The first category of the Hostos General Education Core Competencies/Learning Goals entails “Global Citizenship and Life Competencies in a Multicultural Planetary Civilization.” Explain what kinds of abilities students would need to have in order to satisfy the expectations of this category. Then discuss, after examining this quote, whether or not Sidney Poitier’s “Cat Island curriculum” gave him adequate preparation to meet the goals of this first category of Hostos’s “core competencies.”

“By the age of ten and a half, when I got to Nassau – which is the capital of the Bahamas and a real city – I had done much such flirting with risk, and much thinking for myself. Sometimes I was right; sometimes I was wrong – and every time I was right it strengthened something in me. By the time I reached Miami, Florida, at fifteen, entering the modern world as an immigrant teenager, I was still a kid, and I was still thinking like a kid, but I had something inside that was looking out for me. I had an inner eye that watched the terrain and watched (13) the circumstances, especially when I was in hostile territory. This was my education, my Cat Island curriculum. This watchful way extended to human nature – words, motivations, actions, and consequences. The quiet and simple atmosphere of my childhood enabled me to focus down to the level of the subtle body language that came at me from my parents and my siblings. On that tiny island I had gotten to know these signals really, really well. I had learned to read them just as I had learned to read the cliffs and the tides. I didn’t understand them all, but over time I could use them as a reference point in trying to understand what others were saying, what they were doing, why they were behaving toward me as they were.

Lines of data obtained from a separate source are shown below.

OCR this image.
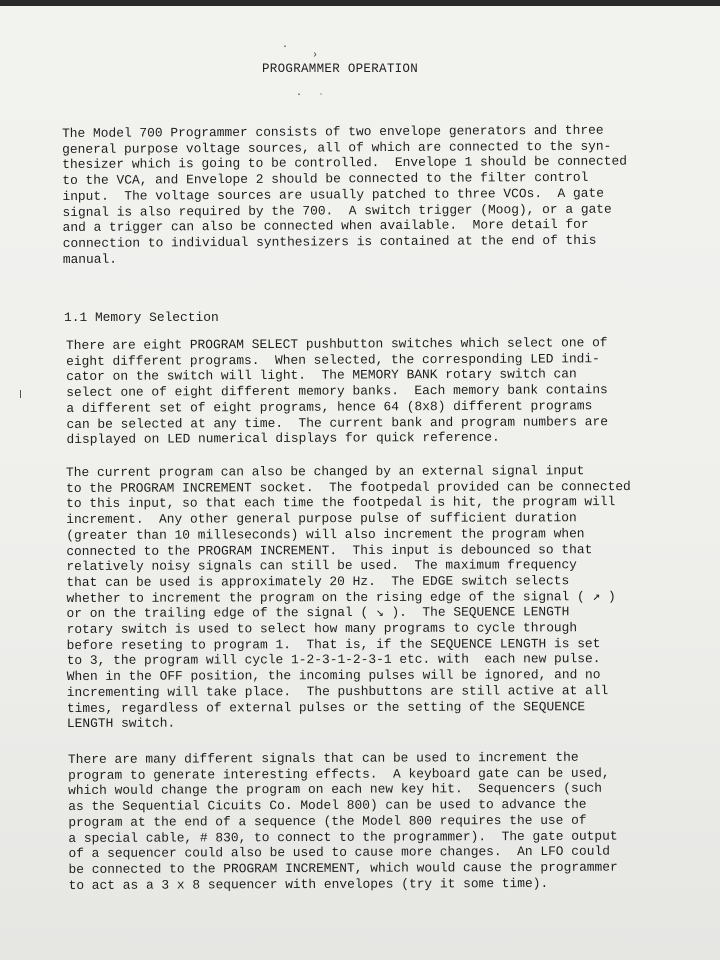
·
›
· ˙
PROGRAMMER OPERATION
The Model 700 Programmer consists of two envelope generators and three
general purpose voltage sources, all of which are connected to the syn-
thesizer which is going to be controlled.  Envelope 1 should be connected
to the VCA, and Envelope 2 should be connected to the filter control
input.  The voltage sources are usually patched to three VCOs.  A gate
signal is also required by the 700.  A switch trigger (Moog), or a gate
and a trigger can also be connected when available.  More detail for
connection to individual synthesizers is contained at the end of this
manual.
1.1 Memory Selection
There are eight PROGRAM SELECT pushbutton switches which select one of
eight different programs.  When selected, the corresponding LED indi-
cator on the switch will light.  The MEMORY BANK rotary switch can
select one of eight different memory banks.  Each memory bank contains
a different set of eight programs, hence 64 (8x8) different programs
can be selected at any time.  The current bank and program numbers are
displayed on LED numerical displays for quick reference.
The current program can also be changed by an external signal input
to the PROGRAM INCREMENT socket.  The footpedal provided can be connected
to this input, so that each time the footpedal is hit, the program will
increment.  Any other general purpose pulse of sufficient duration
(greater than 10 milleseconds) will also increment the program when
connected to the PROGRAM INCREMENT.  This input is debounced so that
relatively noisy signals can still be used.  The maximum frequency
that can be used is approximately 20 Hz.  The EDGE switch selects
whether to increment the program on the rising edge of the signal ( ↗ )
or on the trailing edge of the signal ( ↘ ).  The SEQUENCE LENGTH
rotary switch is used to select how many programs to cycle through
before reseting to program 1.  That is, if the SEQUENCE LENGTH is set
to 3, the program will cycle 1-2-3-1-2-3-1 etc. with  each new pulse.
When in the OFF position, the incoming pulses will be ignored, and no
incrementing will take place.  The pushbuttons are still active at all
times, regardless of external pulses or the setting of the SEQUENCE
LENGTH switch.
There are many different signals that can be used to increment the
program to generate interesting effects.  A keyboard gate can be used,
which would change the program on each new key hit.  Sequencers (such
as the Sequential Cicuits Co. Model 800) can be used to advance the
program at the end of a sequence (the Model 800 requires the use of
a special cable, # 830, to connect to the programmer).  The gate output
of a sequencer could also be used to cause more changes.  An LFO could
be connected to the PROGRAM INCREMENT, which would cause the programmer
to act as a 3 x 8 sequencer with envelopes (try it some time).
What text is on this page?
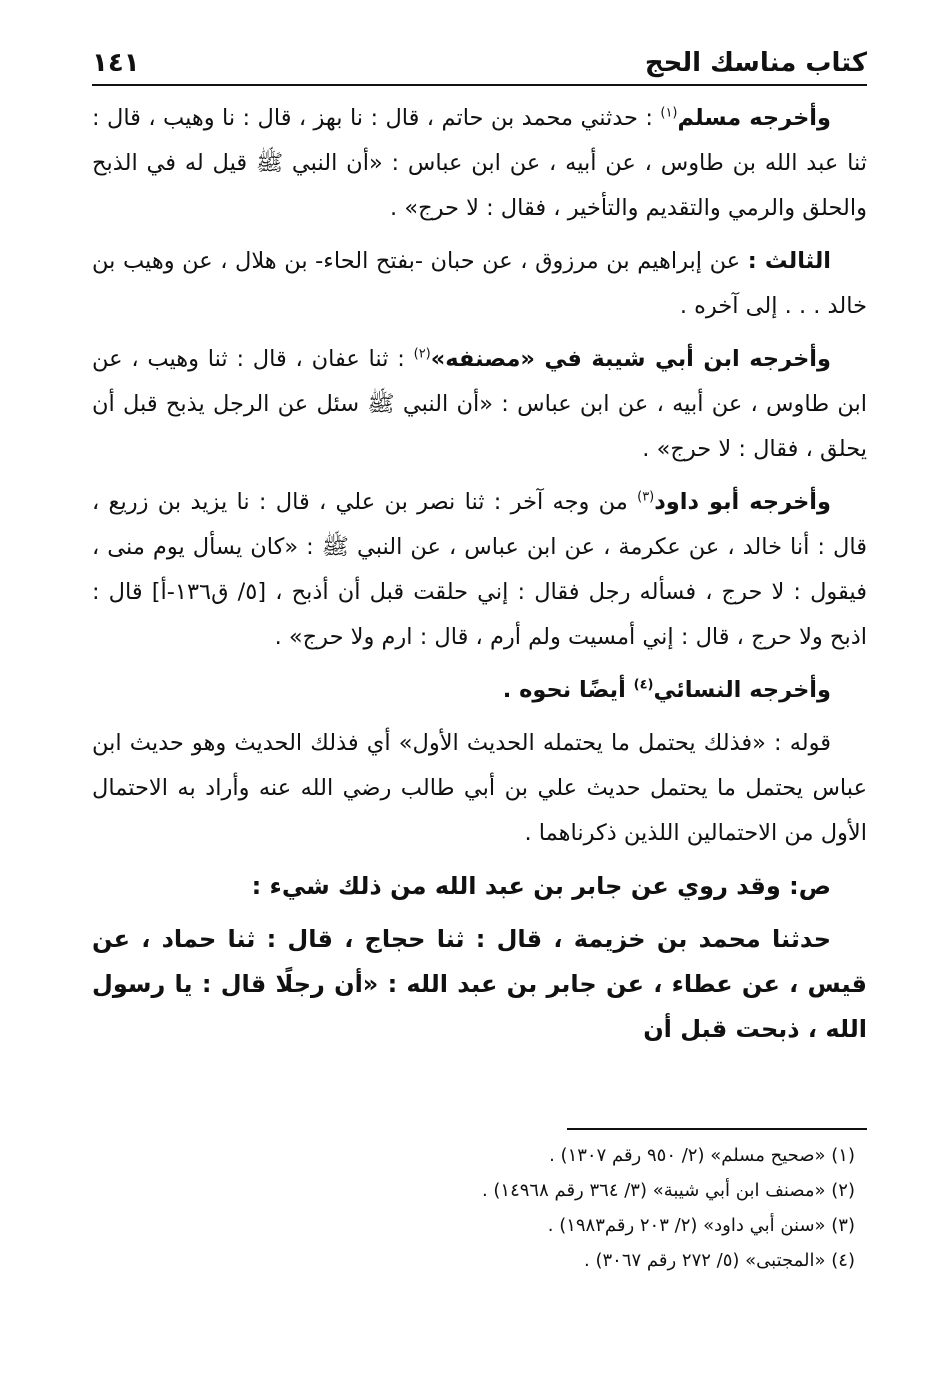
كتاب مناسك الحج
١٤١

وأخرجه مسلم$^{(١)}$ : حدثني محمد بن حاتم ، قال : نا بهز ، قال : نا وهيب ، قال : ثنا عبد الله بن طاوس ، عن أبيه ، عن ابن عباس : «أن النبي ﷺ قيل له في الذبح والحلق والرمي والتقديم والتأخير ، فقال : لا حرج» .

الثالث : عن إبراهيم بن مرزوق ، عن حبان -بفتح الحاء- بن هلال ، عن وهيب بن خالد . . . إلى آخره .

وأخرجه ابن أبي شيبة في «مصنفه»$^{(٢)}$ : ثنا عفان ، قال : ثنا وهيب ، عن ابن طاوس ، عن أبيه ، عن ابن عباس : «أن النبي ﷺ سئل عن الرجل يذبح قبل أن يحلق ، فقال : لا حرج» .

وأخرجه أبو داود$^{(٣)}$ من وجه آخر : ثنا نصر بن علي ، قال : نا يزيد بن زريع ، قال : أنا خالد ، عن عكرمة ، عن ابن عباس ، عن النبي ﷺ : «كان يسأل يوم منى ، فيقول : لا حرج ، فسأله رجل فقال : إني حلقت قبل أن أذبح ، [٥/ ق١٣٦-أ] قال : اذبح ولا حرج ، قال : إني أمسيت ولم أرم ، قال : ارم ولا حرج» .

وأخرجه النسائي$^{(٤)}$ أيضًا نحوه .

قوله : «فذلك يحتمل ما يحتمله الحديث الأول» أي فذلك الحديث وهو حديث ابن عباس يحتمل ما يحتمل حديث علي بن أبي طالب رضي الله عنه وأراد به الاحتمال الأول من الاحتمالين اللذين ذكرناهما .

ص: وقد روي عن جابر بن عبد الله من ذلك شيء :

حدثنا محمد بن خزيمة ، قال : ثنا حجاج ، قال : ثنا حماد ، عن قيس ، عن عطاء ، عن جابر بن عبد الله : «أن رجلًا قال : يا رسول الله ، ذبحت قبل أن

(١) «صحيح مسلم» (٢/ ٩٥٠ رقم ١٣٠٧) .
(٢) «مصنف ابن أبي شيبة» (٣/ ٣٦٤ رقم ١٤٩٦٨) .
(٣) «سنن أبي داود» (٢/ ٢٠٣ رقم١٩٨٣) .
(٤) «المجتبى» (٥/ ٢٧٢ رقم ٣٠٦٧) .
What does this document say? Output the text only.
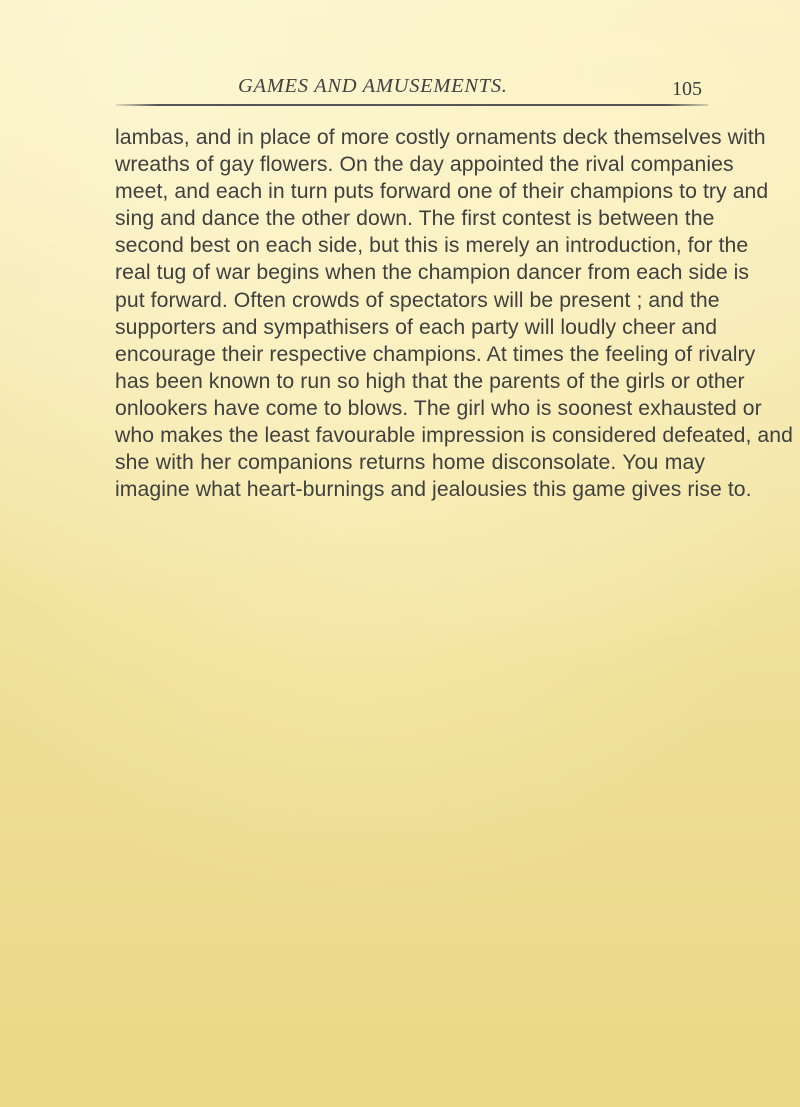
GAMES AND AMUSEMENTS.	105
lambas, and in place of more costly ornaments deck themselves with
wreaths of gay flowers. On the day appointed the rival companies
meet, and each in turn puts forward one of their champions to try and
sing and dance the other down. The first contest is between the
second best on each side, but this is merely an introduction, for the
real tug of war begins when the champion dancer from each side is
put forward. Often crowds of spectators will be present ; and the
supporters and sympathisers of each party will loudly cheer and
encourage their respective champions. At times the feeling of rivalry
has been known to run so high that the parents of the girls or other
onlookers have come to blows. The girl who is soonest exhausted or
who makes the least favourable impression is considered defeated, and
she with her companions returns home disconsolate. You may
imagine what heart-burnings and jealousies this game gives rise to.
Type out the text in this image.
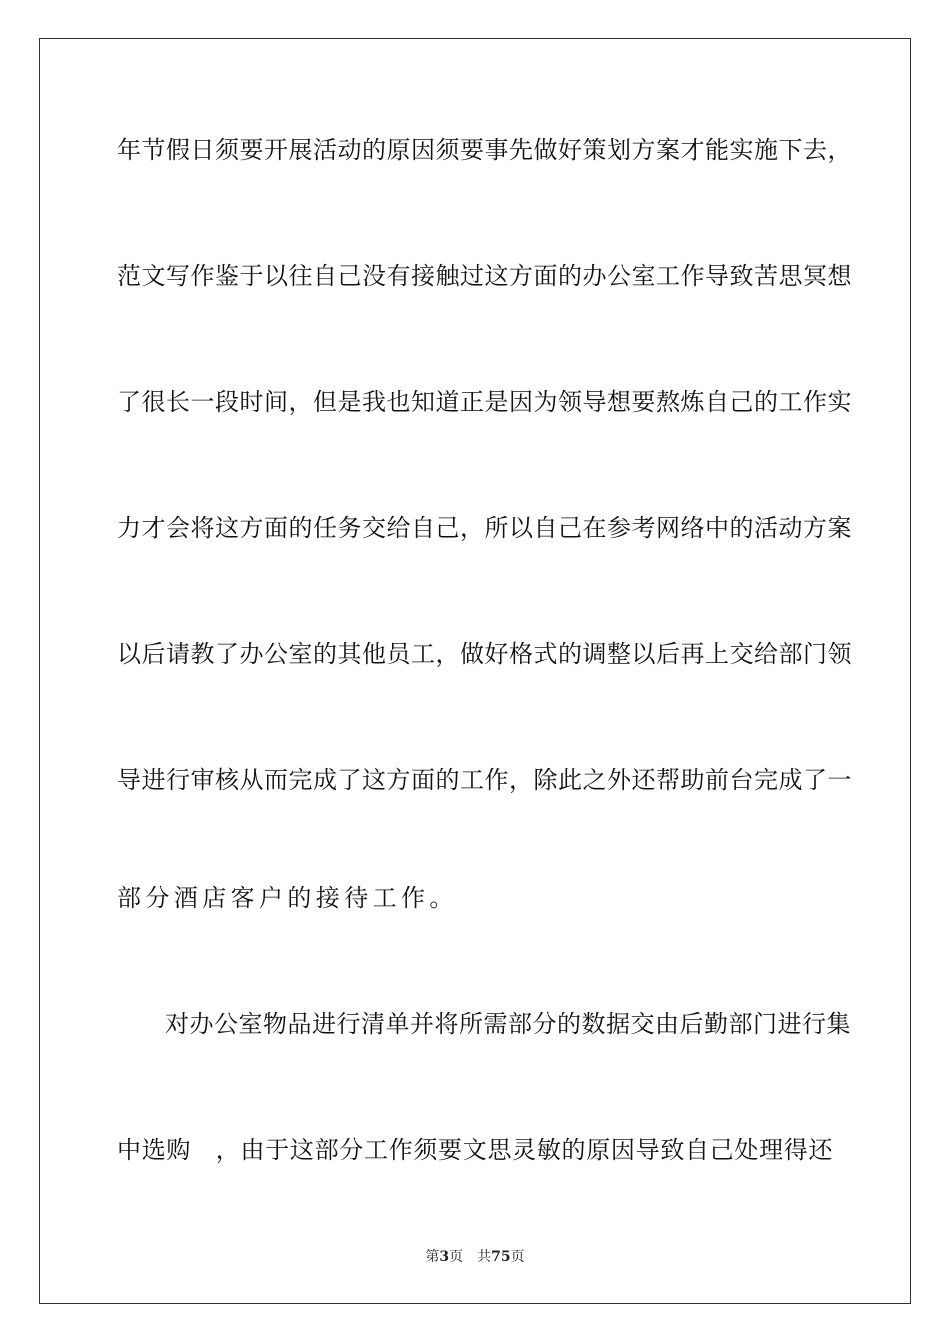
年节假日须要开展活动的原因须要事先做好策划方案才能实施下去，
范文写作鉴于以往自己没有接触过这方面的办公室工作导致苦思冥想
了很长一段时间，但是我也知道正是因为领导想要熬炼自己的工作实
力才会将这方面的任务交给自己，所以自己在参考网络中的活动方案
以后请教了办公室的其他员工，做好格式的调整以后再上交给部门领
导进行审核从而完成了这方面的工作，除此之外还帮助前台完成了一
部分酒店客户的接待工作。
对办公室物品进行清单并将所需部分的数据交由后勤部门进行集
中选购　，由于这部分工作须要文思灵敏的原因导致自己处理得还
第3页 共75页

I think that this is the basis for what has come to be called ‘emotional intelligence.’ It’s a capacity that’s nurtured by silence and by intimacy, and by the freedom to roam” (12-13).

2.

The author’s concluding thoughts in this chapter are as follows:

“As I entered this world, I would leave behind the nurturing of my family and my home, but in another sense I would take their protection with me.  The lessons I had learned, the feelings of groundedness and belonging that had been woven into my character there, would be my companions on the journey” (30).

Write an essay showing in what ways the childhood “nurturing of your family and home” has been a “protecti[ve]” force in your adult life.  If possible, compare your personal experience with Sidney Poitier’s.

3.  Writing a Letter

Write a letter to Sidney Poitier, telling him how your childhood was similar to and different from his on Cat Island.  Would you describe your childhood as an “idyll?”  Why or why not?

4.  Point-of-View Writing

You are Sidney Poitier’s parents.  Write  “A List of Rules for Bringing Up a Child.”